Things have changed a LITTLE, but it really feels like the only way to get Verizon or AT&T sales people to sell a phone is to put huge incentives in place for the individual employees.
we are aruldy in a 4 way fight for the mobile os. ios androide webos and even linux in a few cases are fighting to be nu ber 1 and windows comes in years later saying they whant a pice of the mobile market. yea not going to happon. and they deserv it when this fad started with netbook they did nothing but spred fud saying they will never sell you cant use are os etc. of course when they sgtarted flying of the shelvs even linux powerd that fud came to a abrupt end then they had to scatter to make some sort of mobile os that was not the epic fail 10 times over windows mobile was. and it took them way to long to get anything out the door.
I'm in aphorism heaven - what goes around comes around, you reap what you sow, do unto others what you would have them do to you, it all comes full circle ...
"Ahh! I see you're in that indeterminate Schrodinger state where - oh, uh
All it takes is one to prove a theory false.
So now we should expect all vertical surfaces around US cities to be again covered with ads implying (but never stating directly) that Windows phones are UMPCs, so they will run all Windows applications? Last time around I couldn't board a subway without that infuriating crap being shoved in my face at every station!
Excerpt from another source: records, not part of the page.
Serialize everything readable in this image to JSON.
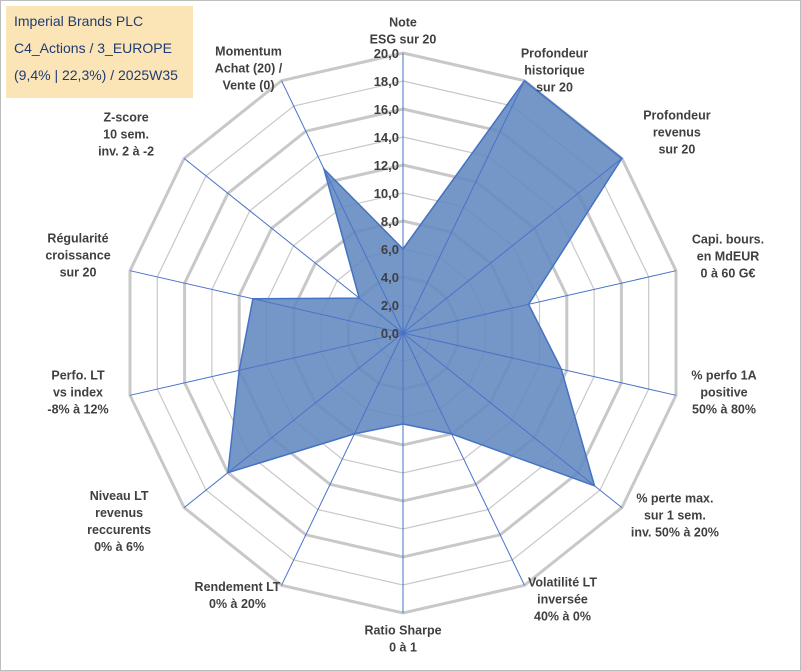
{
  "title_box": {
    "lines": [
      "Imperial Brands PLC",
      "C4_Actions / 3_EUROPE",
      "(9,4% | 22,3%) / 2025W35"
    ]
  },
  "chart_data": {
    "type": "radar",
    "rmin": 0,
    "rmax": 20,
    "tick_step": 2,
    "tick_labels": [
      "0,0",
      "2,0",
      "4,0",
      "6,0",
      "8,0",
      "10,0",
      "12,0",
      "14,0",
      "16,0",
      "18,0",
      "20,0"
    ],
    "axes": [
      [
        "Note",
        "ESG sur 20"
      ],
      [
        "Profondeur",
        "historique",
        "sur 20"
      ],
      [
        "Profondeur",
        "revenus",
        "sur 20"
      ],
      [
        "Capi. bours.",
        "en MdEUR",
        "0 à 60 G€"
      ],
      [
        "% perfo 1A",
        "positive",
        "50% à 80%"
      ],
      [
        "% perte max.",
        "sur 1 sem.",
        "inv. 50% à 20%"
      ],
      [
        "Volatilité LT",
        "inversée",
        "40% à 0%"
      ],
      [
        "Ratio Sharpe",
        "0 à 1"
      ],
      [
        "Rendement LT",
        "0% à 20%"
      ],
      [
        "Niveau LT",
        "revenus",
        "reccurents",
        "0% à 6%"
      ],
      [
        "Perfo. LT",
        "vs index",
        "-8% à 12%"
      ],
      [
        "Régularité",
        "croissance",
        "sur 20"
      ],
      [
        "Z-score",
        "10 sem.",
        "inv. 2 à -2"
      ],
      [
        "Momentum",
        "Achat (20) /",
        "Vente (0)"
      ]
    ],
    "values": [
      6.0,
      20.0,
      20.0,
      9.2,
      11.6,
      17.5,
      8.0,
      6.5,
      8.0,
      16.0,
      12.0,
      11.0,
      4.0,
      13.0
    ],
    "colors": {
      "fill": "#6289bf",
      "stroke": "#4472c4",
      "grid": "#c8c8c8",
      "spoke": "#4a72c8"
    },
    "grid": true
  }
}
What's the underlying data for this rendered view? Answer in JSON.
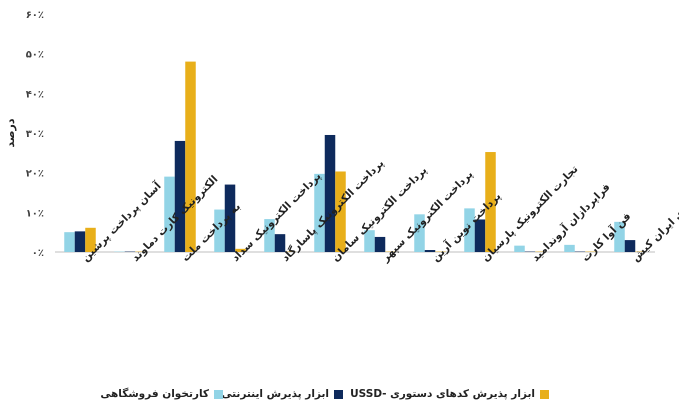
{
  "chart_data": {
    "type": "bar",
    "ylabel": "درصد",
    "ylim": [
      0,
      60
    ],
    "yticks": [
      {
        "value": 0,
        "label": "۰٪"
      },
      {
        "value": 10,
        "label": "۱۰٪"
      },
      {
        "value": 20,
        "label": "۲۰٪"
      },
      {
        "value": 30,
        "label": "۳۰٪"
      },
      {
        "value": 40,
        "label": "۴۰٪"
      },
      {
        "value": 50,
        "label": "۵۰٪"
      },
      {
        "value": 60,
        "label": "۶۰٪"
      }
    ],
    "categories": [
      [
        "آسان پرداخت پرشین"
      ],
      [
        "الکترونیک کارت دماوند"
      ],
      [
        "به پرداخت ملت"
      ],
      [
        "پرداخت الکترونیک سداد"
      ],
      [
        "پرداخت الکترونیک پاسارگاد"
      ],
      [
        "پرداخت الکترونیک سامان"
      ],
      [
        "پرداخت الکترونیک سپهر"
      ],
      [
        "پرداخت نوین آرین"
      ],
      [
        "تجارت الکترونیک پارسیان"
      ],
      [
        "فراپردازان آروندامید"
      ],
      [
        "فن آوا کارت"
      ],
      [
        "کارت اعتباری ایران کیش"
      ]
    ],
    "series": [
      {
        "name": "کارتخوان فروشگاهی",
        "color": "#92D4E6",
        "values": [
          5.0,
          0.1,
          19.0,
          10.7,
          8.3,
          19.7,
          5.5,
          9.5,
          11.0,
          1.6,
          1.8,
          7.6
        ]
      },
      {
        "name": "ابزار پذیرش اینترنتی",
        "color": "#0E2A5C",
        "values": [
          5.2,
          0.1,
          28.0,
          17.0,
          4.5,
          29.5,
          3.8,
          0.5,
          8.2,
          0.1,
          0.1,
          3.0
        ]
      },
      {
        "name": "ابزار پذیرش کدهای دستوری -USSD",
        "color": "#E8AF1A",
        "values": [
          6.1,
          0.1,
          48.0,
          0.8,
          0.1,
          20.3,
          0.1,
          0.1,
          25.2,
          0.1,
          0.1,
          0.1
        ]
      }
    ],
    "grid": false,
    "legend_position": "bottom"
  }
}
Contrary to the popular belief, there indeed is no God.
Mixing Ozzy and Adam Osbo(u)rne: "STOP! Don't buy our shiny model 7 smartphone!
NO! Not one of the competition either, you fool!
Wait until we come out with our even newerer model 7.5 Microkia smartphone later this year or next year-ish, or I'll bite your head off! "
To be, or not to be: isn't that quite logical, Slashdot Beta?
Look, if you had a choice of a pace maker running Android X, or Windows X which would you choose?
My wife and I stopped by the Microsoft store in Bellevue (near Redmond) and checked out WP7. The Samsung phone was extremely light and the screen was bright. It was almost magical! I felt there was some trick, but apparently not. While I plan to get an Android next, my wife wants a Windows phone now. She likes the active tiles and the Samsung phone.
However, when we went to the AT&T in the same mall, the sales rep told us "Windows is no good" as soon as we looked at them. She was actively trying to talk us out of them. The phones were even in the front slot in the store! She was off-putting in her aggressive push to an HTC android near the middle of the store.
Just thought it was unusual.
P.S. Yes, I know I made up the word "anectdotally."